3回目の予想外のツッコミがあるかもしれない。
しかしフェイトの予想は外れ、ルージュは黙ってしまった。
フェイトも大人げなく言い返してしまったことに、少し気まずさを感じて黙ってしまう。
‥‥実際、SHIZUKUとは旧知の仲、古くからの友人という意識でいる。そう、あくまでも『意識してそう思っている』のだ。

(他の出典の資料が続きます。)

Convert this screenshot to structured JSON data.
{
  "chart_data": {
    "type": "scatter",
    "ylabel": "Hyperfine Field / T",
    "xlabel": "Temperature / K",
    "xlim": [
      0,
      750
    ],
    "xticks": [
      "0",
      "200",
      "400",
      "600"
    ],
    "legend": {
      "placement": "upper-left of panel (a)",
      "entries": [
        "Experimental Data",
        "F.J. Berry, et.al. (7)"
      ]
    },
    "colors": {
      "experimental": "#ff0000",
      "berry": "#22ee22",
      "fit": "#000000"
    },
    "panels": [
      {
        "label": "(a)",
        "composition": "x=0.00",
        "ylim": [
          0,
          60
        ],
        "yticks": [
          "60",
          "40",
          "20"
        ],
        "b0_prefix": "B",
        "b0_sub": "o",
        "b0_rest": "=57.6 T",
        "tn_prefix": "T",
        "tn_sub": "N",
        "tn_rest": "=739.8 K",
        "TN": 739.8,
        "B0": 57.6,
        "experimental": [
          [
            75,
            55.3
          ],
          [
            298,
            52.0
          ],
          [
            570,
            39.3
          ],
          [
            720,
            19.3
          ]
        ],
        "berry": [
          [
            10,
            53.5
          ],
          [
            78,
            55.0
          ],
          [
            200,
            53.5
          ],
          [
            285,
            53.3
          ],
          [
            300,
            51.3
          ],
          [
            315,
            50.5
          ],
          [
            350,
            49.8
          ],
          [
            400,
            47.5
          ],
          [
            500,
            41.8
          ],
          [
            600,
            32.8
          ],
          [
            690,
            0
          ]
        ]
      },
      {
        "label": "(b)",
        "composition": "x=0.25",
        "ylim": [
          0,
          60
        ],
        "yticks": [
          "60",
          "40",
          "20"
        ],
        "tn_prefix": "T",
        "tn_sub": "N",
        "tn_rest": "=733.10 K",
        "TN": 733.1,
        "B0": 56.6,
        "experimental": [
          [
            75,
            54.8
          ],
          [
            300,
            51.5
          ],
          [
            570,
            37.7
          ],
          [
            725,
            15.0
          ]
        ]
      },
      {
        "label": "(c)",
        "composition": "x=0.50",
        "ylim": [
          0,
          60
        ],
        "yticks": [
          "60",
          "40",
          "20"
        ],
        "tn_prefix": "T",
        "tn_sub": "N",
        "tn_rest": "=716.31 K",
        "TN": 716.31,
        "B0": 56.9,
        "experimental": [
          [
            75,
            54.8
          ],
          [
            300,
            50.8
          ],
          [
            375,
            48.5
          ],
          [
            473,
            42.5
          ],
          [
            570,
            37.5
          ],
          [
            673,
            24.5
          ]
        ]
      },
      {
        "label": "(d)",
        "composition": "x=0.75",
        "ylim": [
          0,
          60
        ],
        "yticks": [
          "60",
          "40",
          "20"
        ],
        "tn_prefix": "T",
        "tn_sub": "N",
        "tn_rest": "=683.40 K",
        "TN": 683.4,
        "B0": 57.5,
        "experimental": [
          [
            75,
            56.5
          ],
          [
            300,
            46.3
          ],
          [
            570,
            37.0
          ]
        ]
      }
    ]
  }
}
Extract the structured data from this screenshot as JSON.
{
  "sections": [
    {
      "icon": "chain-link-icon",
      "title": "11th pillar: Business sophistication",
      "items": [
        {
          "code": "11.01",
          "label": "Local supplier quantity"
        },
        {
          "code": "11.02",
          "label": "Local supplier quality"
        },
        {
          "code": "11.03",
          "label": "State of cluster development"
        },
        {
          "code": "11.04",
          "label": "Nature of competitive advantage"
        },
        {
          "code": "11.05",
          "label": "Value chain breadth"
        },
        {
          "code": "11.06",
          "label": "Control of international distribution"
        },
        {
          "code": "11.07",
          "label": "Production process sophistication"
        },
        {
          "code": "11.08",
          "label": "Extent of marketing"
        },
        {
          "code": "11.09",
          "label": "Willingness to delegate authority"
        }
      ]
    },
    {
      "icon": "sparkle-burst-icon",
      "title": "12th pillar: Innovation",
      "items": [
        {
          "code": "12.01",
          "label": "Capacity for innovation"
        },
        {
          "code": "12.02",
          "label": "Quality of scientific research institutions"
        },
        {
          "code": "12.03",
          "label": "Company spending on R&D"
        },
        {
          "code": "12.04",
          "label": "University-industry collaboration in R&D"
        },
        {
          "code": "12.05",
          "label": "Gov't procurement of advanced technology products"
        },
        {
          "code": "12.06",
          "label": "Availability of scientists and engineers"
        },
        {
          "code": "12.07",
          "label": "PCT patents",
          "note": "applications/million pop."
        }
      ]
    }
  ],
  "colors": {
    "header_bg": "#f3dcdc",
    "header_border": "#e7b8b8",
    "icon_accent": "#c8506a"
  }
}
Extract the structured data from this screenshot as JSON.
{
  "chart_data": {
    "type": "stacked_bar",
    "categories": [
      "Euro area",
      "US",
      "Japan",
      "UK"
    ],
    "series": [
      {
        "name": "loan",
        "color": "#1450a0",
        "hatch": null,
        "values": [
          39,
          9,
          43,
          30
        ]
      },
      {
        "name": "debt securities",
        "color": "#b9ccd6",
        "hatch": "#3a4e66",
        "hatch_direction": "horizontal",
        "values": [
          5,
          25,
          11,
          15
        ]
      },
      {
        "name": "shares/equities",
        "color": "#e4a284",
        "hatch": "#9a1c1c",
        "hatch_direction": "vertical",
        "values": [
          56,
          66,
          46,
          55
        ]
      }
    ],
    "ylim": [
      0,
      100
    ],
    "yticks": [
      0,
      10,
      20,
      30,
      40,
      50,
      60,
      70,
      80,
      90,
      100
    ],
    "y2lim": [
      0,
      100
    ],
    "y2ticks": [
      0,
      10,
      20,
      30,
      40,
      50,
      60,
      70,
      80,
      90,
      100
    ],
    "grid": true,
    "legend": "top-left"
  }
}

無自覚ではない。恋とか愛とか、そういうものだと薄々わかっている。
けれど、それを認めてしまうのはダメだと思った。自分の今の立場やSHIZUKUの今の立場を考えれば表に出すべきではないのだと。
俺の為。SHIZUKUの為。それが一番なのだと。
4.
「‥‥ルージュ、よくわかんないけど。フェイトお兄ちゃんは人間なんだから、時間は有限なのよ」
ルージュがリンゴジュースを飲みながら、そう呟いた。
「え?」
今‥‥変な発言しなかった?
聞き返す前に、ルージュはさらに言葉を続ける。
「ルージュの好きなゲームは、リセットすれば最初からできるし、間違えば戻ってやり直すこともできるけど‥‥お兄ちゃんはそうじゃないのよ。2人の時間はどんどん過ぎていくし、リセットはできないのよ」
最後のケーキの欠片をぽいっと口に放り込んで、ルージュはジュースでそれを流し込む。
「言いたいことはわかるよ。だけどね、大人になるとさ色んなしがらみが‥‥」
フェイトがそう言うと、ルージュはつかつかとフェイトの皿を持って大きなスペシャルケーキをひとつフェイトの前に差し出した。
そして‥‥。
「考えに考えた末、結論が出てるのにまだ考えるの? 結論に納得してないんでしょ。ならとっとと行動するべきじゃないの? ゲームオーバーになってからじゃ遅いのよ。‥‥まぁ、ルージュにはよくわかんないけど♪」
ルージュはフェイトの口にケーキを無理やり突っ込んで、そう一笑に伏す。
目を白黒させながら、口に入れられてしまったケーキを何とか水と気合で胃に落とす。
ケーキに殺されるかと思った。
けれど、それ以上に納得してしまった。
自分で出した答えなのに、俺はまだ別の答えを探していた。
「ルーちゃん」
そうフェイトが顔をあげると‥‥そこにルージュの姿はなかった。
かわりに1杯のエスプレッソコーヒー。ラテアートで『ごちそうさま』と書かれていた。
「‥‥エスプレッソは苦いな」
苦笑しながら、フェイトはそれをゆっくりと飲んだ。
外に出ると、冬の風が室内で温かくなったフェイトの体から体温を奪った。
フェイトはスマホを取り出す。
指先がアドレス帳を開いて、SHIZUKUの名を探し出す。
‥‥もう一度だけ、メールをしてみようか。
あのクリスマスのように、もう一度だけ勇気を出して。